Puncak pemberitaan Ahok terjadi pada tanggal 10 September 2014 dengan 1.036 pernyataan, dikutip oleh media. Fokus berita terutama terkait dengan pengunduran dirinya dari Partai Gerindra lantaran berbeda sikap mengenai RUU Pilkada.

"Influencer kedua, RUU Pilkada diduduki oleh Presiden Susilo Bambang Yudhoyono dengan pernyataan sebanyak 1.475 yang dikutip media. Puncak pemberitaannya terjadi pada tanggal 15 September dengan 697 pernyataan dikutip media," paparnya.

 Sementara di media sosial, terdapat 102.074 tweet terkait pembahasan mengenai pilkada.

Rustika mengatakan, wacana menolak RUU Pilkada lebih mendominasi pemberitaan sebanyak 77,3 persen dalam sebulan terakhir dibandingkan dengan 22,7 persen yang bersikap sebaliknya di media online.

"Penolakan terus meningkat dalam seminggu terakhir. Sebanyak 80,4 persen pemberitaan media cenderung menolak RUU Pilkada," tuturnya.

Penolakan terhadap RUU Pilkada, kata Rustika, juga disuarakan di media sosial. Sebanyak 91,57 persen netizen me-mention dukungan terhadap Pilkada langsung atau menolak RUU Pilkada, ujarnya.

Dari 1.806 pemberitaan mengenai penolakan terhadap RUU pilkada, kata Rustika, eksposure terhadap Partai Demokrat mencapai posisi tertinggi yakni 696 berita, atau sekitar 38,6 persen pemberitaan. Sementara itu sekitar 14,5 persen merupakan suara (pemberitaan) tentang PDIP.

"Dalam pemberitaan Pendukung RUU Pilkada, Gerindra mendominasi 202 pemberitaan atau 37,6 persen dari 537 pemberitaan. Sementara Golkar menempati porsi sebesar 26 persen," tutur Rustika.

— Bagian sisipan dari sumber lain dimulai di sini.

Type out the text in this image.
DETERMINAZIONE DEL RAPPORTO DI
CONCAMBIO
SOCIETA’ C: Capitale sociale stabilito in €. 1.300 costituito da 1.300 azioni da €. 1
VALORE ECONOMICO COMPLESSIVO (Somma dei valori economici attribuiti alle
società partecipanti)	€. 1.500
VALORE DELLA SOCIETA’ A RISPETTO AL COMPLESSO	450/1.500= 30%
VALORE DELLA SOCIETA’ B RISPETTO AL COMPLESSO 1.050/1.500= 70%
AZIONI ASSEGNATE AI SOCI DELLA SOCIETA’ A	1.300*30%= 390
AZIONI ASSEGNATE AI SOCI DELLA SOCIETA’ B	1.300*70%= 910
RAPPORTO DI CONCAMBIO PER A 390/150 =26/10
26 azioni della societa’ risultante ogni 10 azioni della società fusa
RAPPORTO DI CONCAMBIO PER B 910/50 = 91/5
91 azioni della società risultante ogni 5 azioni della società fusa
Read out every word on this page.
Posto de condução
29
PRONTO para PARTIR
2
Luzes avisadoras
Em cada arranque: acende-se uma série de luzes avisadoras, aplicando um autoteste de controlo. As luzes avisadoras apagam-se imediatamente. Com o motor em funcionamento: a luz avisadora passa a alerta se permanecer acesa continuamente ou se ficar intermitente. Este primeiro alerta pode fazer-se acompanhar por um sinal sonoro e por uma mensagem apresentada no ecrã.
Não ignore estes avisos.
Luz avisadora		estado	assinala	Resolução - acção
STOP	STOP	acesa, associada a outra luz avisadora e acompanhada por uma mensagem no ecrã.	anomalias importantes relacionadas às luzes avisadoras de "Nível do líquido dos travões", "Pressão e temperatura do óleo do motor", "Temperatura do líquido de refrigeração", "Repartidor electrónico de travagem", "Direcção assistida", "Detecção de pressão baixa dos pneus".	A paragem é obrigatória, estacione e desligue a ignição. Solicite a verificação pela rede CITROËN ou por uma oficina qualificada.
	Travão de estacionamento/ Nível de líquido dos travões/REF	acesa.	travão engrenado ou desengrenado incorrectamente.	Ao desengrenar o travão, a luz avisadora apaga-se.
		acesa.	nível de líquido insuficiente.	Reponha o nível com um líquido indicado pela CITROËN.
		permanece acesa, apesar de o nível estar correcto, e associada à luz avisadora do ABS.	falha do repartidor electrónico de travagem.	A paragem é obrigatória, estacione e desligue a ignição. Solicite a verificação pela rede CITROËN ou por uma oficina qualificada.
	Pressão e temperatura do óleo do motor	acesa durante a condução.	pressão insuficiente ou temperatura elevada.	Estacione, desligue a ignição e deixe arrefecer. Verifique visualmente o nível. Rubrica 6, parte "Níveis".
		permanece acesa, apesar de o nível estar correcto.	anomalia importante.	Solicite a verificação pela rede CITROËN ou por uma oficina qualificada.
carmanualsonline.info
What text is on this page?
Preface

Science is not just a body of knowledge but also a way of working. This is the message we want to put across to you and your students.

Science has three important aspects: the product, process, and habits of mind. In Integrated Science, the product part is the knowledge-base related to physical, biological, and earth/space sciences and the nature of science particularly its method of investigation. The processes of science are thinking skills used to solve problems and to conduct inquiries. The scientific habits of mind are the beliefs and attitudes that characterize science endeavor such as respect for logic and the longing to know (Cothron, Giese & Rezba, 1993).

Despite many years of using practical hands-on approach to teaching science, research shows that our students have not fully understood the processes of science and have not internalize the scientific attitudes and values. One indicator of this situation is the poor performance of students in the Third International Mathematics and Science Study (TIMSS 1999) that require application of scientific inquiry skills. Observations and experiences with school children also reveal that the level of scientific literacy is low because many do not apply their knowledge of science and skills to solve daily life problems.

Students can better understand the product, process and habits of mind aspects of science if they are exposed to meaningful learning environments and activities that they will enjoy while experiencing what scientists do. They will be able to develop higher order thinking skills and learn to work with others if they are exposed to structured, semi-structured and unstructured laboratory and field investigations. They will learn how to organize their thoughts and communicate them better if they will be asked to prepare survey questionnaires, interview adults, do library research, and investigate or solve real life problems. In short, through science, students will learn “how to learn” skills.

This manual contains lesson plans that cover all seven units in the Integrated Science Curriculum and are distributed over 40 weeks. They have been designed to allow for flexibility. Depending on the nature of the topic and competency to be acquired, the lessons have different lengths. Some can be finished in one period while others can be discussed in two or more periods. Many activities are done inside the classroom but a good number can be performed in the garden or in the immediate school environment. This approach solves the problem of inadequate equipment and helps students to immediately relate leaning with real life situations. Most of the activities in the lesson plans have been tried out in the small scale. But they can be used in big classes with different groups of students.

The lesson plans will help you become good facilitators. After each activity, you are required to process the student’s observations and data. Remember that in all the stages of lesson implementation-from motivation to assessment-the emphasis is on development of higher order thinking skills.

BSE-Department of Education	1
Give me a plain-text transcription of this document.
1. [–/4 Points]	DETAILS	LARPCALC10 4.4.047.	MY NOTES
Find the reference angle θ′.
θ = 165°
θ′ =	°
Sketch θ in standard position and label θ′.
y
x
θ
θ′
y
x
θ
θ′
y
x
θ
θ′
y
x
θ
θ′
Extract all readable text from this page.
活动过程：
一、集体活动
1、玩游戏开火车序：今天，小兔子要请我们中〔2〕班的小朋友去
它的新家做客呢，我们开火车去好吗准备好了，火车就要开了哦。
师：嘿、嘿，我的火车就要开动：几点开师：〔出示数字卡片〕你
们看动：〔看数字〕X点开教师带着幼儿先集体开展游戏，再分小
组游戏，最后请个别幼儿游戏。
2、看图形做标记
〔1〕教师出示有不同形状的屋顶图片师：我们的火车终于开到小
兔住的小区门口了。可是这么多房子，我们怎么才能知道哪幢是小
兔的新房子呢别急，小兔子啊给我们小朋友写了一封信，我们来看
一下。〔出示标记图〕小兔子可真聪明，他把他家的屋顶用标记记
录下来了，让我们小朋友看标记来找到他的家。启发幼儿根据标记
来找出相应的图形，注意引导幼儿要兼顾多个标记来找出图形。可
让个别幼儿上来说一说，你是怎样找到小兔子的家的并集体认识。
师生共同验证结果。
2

Berdasarkan Analisis media online dan twitter dilakukan oleh Indonesia Indicator (I2), lembaga riset berbasis piranti lunak Artificial Intelligence (AI) untuk menganalisis indikasi politik, ekonomi, sosial di Indonesia melalui pemberitaan (media mapping), wacana RUU Pilkada memuncak pada bulan September 2014 tatkala Koalisi Merah Putih mendorong penghapusan Pilkada Langsung dalam RUU Pilkada.

"Gerakan Koalisi Merah Putih tersebut langsung mendapat respons di media massa. Di media online, isu penghapusan pilkada langsung umumnya mendapat reaksi negatif," paparnya.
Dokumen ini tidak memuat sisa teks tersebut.